Cumulatively, compressibility and strong nonlinearities complicate the design of efficient and accurate solver strategies. The required nonlinear iterations also make the solution very expensive computationally. While the nonlinearity can be treated efficiently in a time-stepping scheme, solving the first time step self-consistently can become a significant challenge.

Equally difficult are the large jumps in viscosity that result from strong temperature gradients that often cannot be resolved adequately by the mesh. Such “essentially discontinuous” viscosity fields cause large discretization errors and pose enormous challenges to the design of linear solvers and preconditioners. Recent experiments show that appropriately averaging material parameters on each cell, without reducing the overall convergence order, can significantly reduce these discretization errors. This also vastly improves the efficiency of linear solvers, sometimes reducing the time to solution by a factor of ten on complex models.

Much more progress in all areas of computational mathematics—on discretizations, nonlinear and linear solvers, preconditioners, and parallel algorithms—is necessary to make the solution of complex models in mantle convection fast and routine. However, many of the most widely-used codes are open source and well-documented, such as Citcom, or our own contribution, ASPECT. Specifically, ASPECT is built as a modular platform that allows mathematical and computational scientists to test new discretizations and solvers on realistic problems, and geoscientists to develop and test new model descriptions. The Computational Infrastructure for Geodynamics has been collecting and curating these and other codes to facilitate both geodynamical research as well as experimentation with new numerical methods.

**References**

[1] Burstedde, C., Stadler, G., Alisic, L., Wilcox, L. C., Tan, E., Gurnis, M., & Ghattas, O. (2013). Large-scale adaptive mantle convection simulation. Geophysical Journal International, 192(3), 889-906.

[2] Gmeiner, B., Huber, M., John, L., Rüde, U., & Wohlmuth, B. (2015). A quantitative performance analysis for Stokes solvers at the extreme scale. Cornell University Library. Preprint, arXiv:1511.02134.

[3] Gmeiner, B., Rüde, U., Stengel, H., Waluga, C., & Wohlmuth, B. (2015). Performance and scalability of hierarchical hybrid multigrid solvers for Stokes systems. SIAM Journal on Scientific Computing, 37(2), C143-C168.

[4] Rudi, J., Malossi, A.C.I., Issac, T., Stadler, G., Gurnis, M., Staar, P.W.J.,…Ghattas, O. (2015). An extreme-scale implicit solver for complex PDEs: highly heterogeneous flow in earth’s mantle.
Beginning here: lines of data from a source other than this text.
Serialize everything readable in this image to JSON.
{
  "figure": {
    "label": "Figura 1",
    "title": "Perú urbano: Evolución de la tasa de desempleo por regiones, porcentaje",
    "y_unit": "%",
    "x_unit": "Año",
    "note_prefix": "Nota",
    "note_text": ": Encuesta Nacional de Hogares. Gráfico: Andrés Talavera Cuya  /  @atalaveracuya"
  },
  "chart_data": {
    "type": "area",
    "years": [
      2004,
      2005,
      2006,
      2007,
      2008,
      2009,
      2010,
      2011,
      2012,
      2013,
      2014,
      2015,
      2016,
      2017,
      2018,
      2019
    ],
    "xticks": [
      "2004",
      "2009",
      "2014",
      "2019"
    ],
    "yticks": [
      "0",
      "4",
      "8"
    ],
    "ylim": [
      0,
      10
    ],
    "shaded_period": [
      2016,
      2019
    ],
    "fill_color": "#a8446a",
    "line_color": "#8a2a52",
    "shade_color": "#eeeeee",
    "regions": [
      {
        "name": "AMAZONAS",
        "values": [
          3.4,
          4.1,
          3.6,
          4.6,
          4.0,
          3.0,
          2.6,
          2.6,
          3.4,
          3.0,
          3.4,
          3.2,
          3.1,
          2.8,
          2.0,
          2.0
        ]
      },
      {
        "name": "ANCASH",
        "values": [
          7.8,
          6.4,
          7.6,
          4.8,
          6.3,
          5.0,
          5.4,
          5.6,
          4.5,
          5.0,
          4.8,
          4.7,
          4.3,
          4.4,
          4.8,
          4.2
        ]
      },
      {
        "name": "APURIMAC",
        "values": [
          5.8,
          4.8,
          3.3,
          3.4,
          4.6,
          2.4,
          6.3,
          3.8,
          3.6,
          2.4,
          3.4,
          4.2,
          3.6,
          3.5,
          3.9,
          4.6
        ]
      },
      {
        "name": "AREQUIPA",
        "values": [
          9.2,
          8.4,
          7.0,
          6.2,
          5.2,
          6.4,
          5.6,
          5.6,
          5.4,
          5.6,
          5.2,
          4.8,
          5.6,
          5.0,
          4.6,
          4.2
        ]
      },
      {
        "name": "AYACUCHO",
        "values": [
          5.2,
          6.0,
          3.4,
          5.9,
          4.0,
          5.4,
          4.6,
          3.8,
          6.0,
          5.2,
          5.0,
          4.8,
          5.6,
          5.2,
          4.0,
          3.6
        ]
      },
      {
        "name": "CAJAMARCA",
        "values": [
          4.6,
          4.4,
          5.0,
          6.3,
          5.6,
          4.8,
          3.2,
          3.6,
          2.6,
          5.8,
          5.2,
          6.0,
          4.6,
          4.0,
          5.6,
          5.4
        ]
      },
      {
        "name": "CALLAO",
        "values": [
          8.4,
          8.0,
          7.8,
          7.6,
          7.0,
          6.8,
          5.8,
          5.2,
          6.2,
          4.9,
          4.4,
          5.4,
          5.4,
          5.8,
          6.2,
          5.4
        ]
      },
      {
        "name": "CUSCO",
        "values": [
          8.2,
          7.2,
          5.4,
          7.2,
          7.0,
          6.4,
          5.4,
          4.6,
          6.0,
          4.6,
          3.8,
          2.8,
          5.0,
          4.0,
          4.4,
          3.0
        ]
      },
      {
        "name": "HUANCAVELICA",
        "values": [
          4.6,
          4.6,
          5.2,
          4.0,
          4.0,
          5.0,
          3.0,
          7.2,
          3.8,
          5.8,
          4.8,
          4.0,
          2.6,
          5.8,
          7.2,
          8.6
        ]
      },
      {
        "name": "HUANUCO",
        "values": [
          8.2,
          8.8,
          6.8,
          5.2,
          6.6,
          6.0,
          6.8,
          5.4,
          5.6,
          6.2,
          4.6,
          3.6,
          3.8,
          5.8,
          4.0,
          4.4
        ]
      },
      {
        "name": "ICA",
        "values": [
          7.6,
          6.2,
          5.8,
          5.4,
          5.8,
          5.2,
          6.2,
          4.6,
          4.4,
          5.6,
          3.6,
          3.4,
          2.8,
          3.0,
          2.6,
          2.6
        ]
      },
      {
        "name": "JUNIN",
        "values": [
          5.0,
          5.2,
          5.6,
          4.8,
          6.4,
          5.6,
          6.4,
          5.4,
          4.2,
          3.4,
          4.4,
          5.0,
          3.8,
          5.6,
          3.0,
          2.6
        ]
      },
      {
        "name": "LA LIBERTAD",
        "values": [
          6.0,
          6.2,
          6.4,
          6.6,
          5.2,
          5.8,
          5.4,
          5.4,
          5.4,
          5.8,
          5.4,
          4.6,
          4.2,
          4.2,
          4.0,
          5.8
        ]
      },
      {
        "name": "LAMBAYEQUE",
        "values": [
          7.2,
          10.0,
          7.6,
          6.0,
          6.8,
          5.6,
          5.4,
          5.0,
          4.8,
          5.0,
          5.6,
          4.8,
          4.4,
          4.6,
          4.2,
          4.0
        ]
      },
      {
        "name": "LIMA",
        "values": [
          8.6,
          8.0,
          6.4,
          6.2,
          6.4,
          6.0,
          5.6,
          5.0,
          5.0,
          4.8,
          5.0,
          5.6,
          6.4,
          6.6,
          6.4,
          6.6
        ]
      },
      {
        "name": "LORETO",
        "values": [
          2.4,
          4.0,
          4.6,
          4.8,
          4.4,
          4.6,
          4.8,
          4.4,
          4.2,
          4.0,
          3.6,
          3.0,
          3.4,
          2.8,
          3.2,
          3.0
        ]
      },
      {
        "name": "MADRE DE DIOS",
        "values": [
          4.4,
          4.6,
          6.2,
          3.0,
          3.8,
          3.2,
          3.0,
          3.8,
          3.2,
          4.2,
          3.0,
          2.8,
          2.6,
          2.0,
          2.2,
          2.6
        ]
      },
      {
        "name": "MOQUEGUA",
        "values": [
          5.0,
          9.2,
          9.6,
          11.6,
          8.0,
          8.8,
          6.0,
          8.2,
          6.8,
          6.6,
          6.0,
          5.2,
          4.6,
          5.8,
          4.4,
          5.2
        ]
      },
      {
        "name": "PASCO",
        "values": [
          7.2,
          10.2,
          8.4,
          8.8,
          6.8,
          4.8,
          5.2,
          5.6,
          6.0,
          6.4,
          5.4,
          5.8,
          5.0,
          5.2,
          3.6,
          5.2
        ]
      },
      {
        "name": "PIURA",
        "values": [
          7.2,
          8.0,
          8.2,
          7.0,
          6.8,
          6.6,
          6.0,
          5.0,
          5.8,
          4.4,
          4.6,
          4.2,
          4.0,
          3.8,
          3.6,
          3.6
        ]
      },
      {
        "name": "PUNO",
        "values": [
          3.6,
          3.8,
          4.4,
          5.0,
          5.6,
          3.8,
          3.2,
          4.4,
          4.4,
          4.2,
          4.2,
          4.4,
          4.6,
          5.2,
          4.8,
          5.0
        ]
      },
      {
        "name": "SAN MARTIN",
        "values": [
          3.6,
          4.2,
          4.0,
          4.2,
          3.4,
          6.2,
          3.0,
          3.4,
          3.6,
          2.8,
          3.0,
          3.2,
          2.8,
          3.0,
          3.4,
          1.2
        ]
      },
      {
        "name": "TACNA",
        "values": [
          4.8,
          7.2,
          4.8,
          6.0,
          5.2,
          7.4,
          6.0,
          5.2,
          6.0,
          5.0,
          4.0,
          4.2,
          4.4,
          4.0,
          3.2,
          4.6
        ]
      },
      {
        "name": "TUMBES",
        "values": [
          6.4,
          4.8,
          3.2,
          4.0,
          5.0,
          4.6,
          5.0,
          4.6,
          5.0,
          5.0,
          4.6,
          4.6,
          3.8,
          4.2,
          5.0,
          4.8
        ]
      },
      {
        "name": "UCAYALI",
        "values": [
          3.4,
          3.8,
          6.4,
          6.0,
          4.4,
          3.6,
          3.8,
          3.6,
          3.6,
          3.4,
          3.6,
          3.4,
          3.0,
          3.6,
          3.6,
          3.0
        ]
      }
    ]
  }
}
Proceedings of the International Conference for High Performance Computing, Networking, Storage and Analysis. Austin, TX: ACM.
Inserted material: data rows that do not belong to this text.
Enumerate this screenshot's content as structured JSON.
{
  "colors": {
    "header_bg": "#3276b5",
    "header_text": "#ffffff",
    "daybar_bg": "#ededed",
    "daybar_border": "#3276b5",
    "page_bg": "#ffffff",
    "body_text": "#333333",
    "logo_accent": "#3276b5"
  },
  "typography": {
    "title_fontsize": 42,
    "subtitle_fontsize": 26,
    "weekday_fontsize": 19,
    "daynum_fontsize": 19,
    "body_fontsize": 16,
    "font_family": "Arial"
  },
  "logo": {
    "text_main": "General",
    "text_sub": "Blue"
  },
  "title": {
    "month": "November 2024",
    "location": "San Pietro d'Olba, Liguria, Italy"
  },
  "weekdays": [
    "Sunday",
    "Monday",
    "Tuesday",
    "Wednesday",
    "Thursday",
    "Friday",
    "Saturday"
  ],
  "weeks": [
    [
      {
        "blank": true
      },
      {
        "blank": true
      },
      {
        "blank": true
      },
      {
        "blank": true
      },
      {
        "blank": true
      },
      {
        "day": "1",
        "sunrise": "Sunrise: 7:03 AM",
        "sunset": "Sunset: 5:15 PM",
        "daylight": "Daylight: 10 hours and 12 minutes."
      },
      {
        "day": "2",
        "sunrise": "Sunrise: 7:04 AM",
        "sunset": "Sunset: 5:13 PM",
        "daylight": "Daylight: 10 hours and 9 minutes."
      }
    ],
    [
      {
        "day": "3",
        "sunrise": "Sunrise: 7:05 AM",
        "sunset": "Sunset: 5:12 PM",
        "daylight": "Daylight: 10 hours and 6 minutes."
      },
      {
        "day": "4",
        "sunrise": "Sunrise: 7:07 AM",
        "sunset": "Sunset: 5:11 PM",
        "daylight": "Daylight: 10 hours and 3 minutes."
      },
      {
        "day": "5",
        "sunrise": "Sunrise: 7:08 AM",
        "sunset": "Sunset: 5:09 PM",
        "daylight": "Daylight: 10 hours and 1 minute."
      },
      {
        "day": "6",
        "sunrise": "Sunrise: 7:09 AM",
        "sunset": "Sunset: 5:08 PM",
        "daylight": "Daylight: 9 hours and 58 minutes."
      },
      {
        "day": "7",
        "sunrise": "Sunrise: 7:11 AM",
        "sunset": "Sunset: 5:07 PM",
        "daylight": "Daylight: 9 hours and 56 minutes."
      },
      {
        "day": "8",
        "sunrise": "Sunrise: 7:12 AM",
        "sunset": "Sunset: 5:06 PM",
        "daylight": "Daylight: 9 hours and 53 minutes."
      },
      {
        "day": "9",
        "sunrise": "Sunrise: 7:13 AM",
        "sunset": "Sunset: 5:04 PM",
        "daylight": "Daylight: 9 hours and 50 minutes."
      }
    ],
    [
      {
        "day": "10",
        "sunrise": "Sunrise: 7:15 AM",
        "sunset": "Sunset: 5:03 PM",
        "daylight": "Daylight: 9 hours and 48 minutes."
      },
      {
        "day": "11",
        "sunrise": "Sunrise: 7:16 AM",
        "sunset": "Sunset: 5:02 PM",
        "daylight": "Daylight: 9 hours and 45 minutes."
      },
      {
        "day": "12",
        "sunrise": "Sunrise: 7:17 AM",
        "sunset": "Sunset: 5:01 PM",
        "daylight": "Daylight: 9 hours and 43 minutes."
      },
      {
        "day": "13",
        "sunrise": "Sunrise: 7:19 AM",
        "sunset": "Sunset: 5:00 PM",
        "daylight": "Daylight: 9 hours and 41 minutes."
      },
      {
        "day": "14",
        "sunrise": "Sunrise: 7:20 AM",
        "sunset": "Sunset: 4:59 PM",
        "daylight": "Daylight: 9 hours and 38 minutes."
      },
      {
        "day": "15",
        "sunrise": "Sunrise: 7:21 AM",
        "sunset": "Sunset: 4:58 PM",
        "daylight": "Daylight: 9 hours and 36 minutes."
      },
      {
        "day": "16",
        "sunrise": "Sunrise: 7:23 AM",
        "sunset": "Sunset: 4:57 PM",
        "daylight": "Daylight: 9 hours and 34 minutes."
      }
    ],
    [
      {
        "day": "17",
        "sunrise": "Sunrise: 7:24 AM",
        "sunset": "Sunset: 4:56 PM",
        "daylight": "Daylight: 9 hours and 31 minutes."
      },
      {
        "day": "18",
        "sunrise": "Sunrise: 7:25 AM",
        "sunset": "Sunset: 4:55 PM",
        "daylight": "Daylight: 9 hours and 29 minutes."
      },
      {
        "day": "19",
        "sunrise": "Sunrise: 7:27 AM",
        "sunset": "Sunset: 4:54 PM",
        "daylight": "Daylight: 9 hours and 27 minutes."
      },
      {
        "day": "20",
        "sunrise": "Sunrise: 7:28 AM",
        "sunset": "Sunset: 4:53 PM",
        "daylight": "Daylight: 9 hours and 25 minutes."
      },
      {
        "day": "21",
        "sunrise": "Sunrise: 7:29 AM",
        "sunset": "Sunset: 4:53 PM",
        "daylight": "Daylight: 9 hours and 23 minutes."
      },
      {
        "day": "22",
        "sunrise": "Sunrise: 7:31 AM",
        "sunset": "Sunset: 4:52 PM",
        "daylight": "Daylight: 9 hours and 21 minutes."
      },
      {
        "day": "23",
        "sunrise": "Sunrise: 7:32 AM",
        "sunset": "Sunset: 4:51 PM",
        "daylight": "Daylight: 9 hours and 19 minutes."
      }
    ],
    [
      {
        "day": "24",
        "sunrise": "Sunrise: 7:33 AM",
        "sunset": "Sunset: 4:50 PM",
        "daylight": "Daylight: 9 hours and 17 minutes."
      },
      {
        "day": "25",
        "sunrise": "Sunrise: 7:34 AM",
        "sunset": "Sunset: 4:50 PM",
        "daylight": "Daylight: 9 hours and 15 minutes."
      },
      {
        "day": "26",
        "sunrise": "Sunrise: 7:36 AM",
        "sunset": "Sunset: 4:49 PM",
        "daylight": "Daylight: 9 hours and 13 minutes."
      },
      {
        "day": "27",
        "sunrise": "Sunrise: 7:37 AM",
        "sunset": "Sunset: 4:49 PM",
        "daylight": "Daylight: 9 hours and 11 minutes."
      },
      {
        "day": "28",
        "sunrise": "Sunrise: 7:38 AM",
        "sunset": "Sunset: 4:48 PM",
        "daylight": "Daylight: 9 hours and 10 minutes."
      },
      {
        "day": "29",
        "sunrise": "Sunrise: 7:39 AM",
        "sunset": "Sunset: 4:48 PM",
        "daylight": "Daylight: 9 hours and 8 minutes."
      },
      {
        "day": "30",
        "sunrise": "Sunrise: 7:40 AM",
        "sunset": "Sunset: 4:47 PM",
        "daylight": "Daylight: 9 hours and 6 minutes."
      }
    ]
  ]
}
[5] Stadler, G., Gurnis, M., Burstedde, C., Wilcox, L.C., Alisic, L., & Ghattas, O. (2010). The dynamics of plate tectonics and mantle flow: From local to global scales. Science, 329(5995), 1033-1038.

[6] Sundar, H., Biros, G., Burstedde, C., Rudi, J., Ghattas, O., & Stadler, G. (2012, November). Parallel geometric-algebraic multigrid on unstructured forests of octrees. Proceedings of the International Conference for High Performance Computing, Networking, Storage and Analysis (p. 43). Salt Lake City, UT: IEEE Computer Society Press.

[7] Weismüller, J., Gmeiner, B., Ghelichkhan, S., Huber, M., John, L., Wohlmuth, B.,…Bunge, H.P. (2015). Fast asthenosphere motion in high-resolution global mantle flow models. Geophysical Research Letters, 42(18), 7429-7435.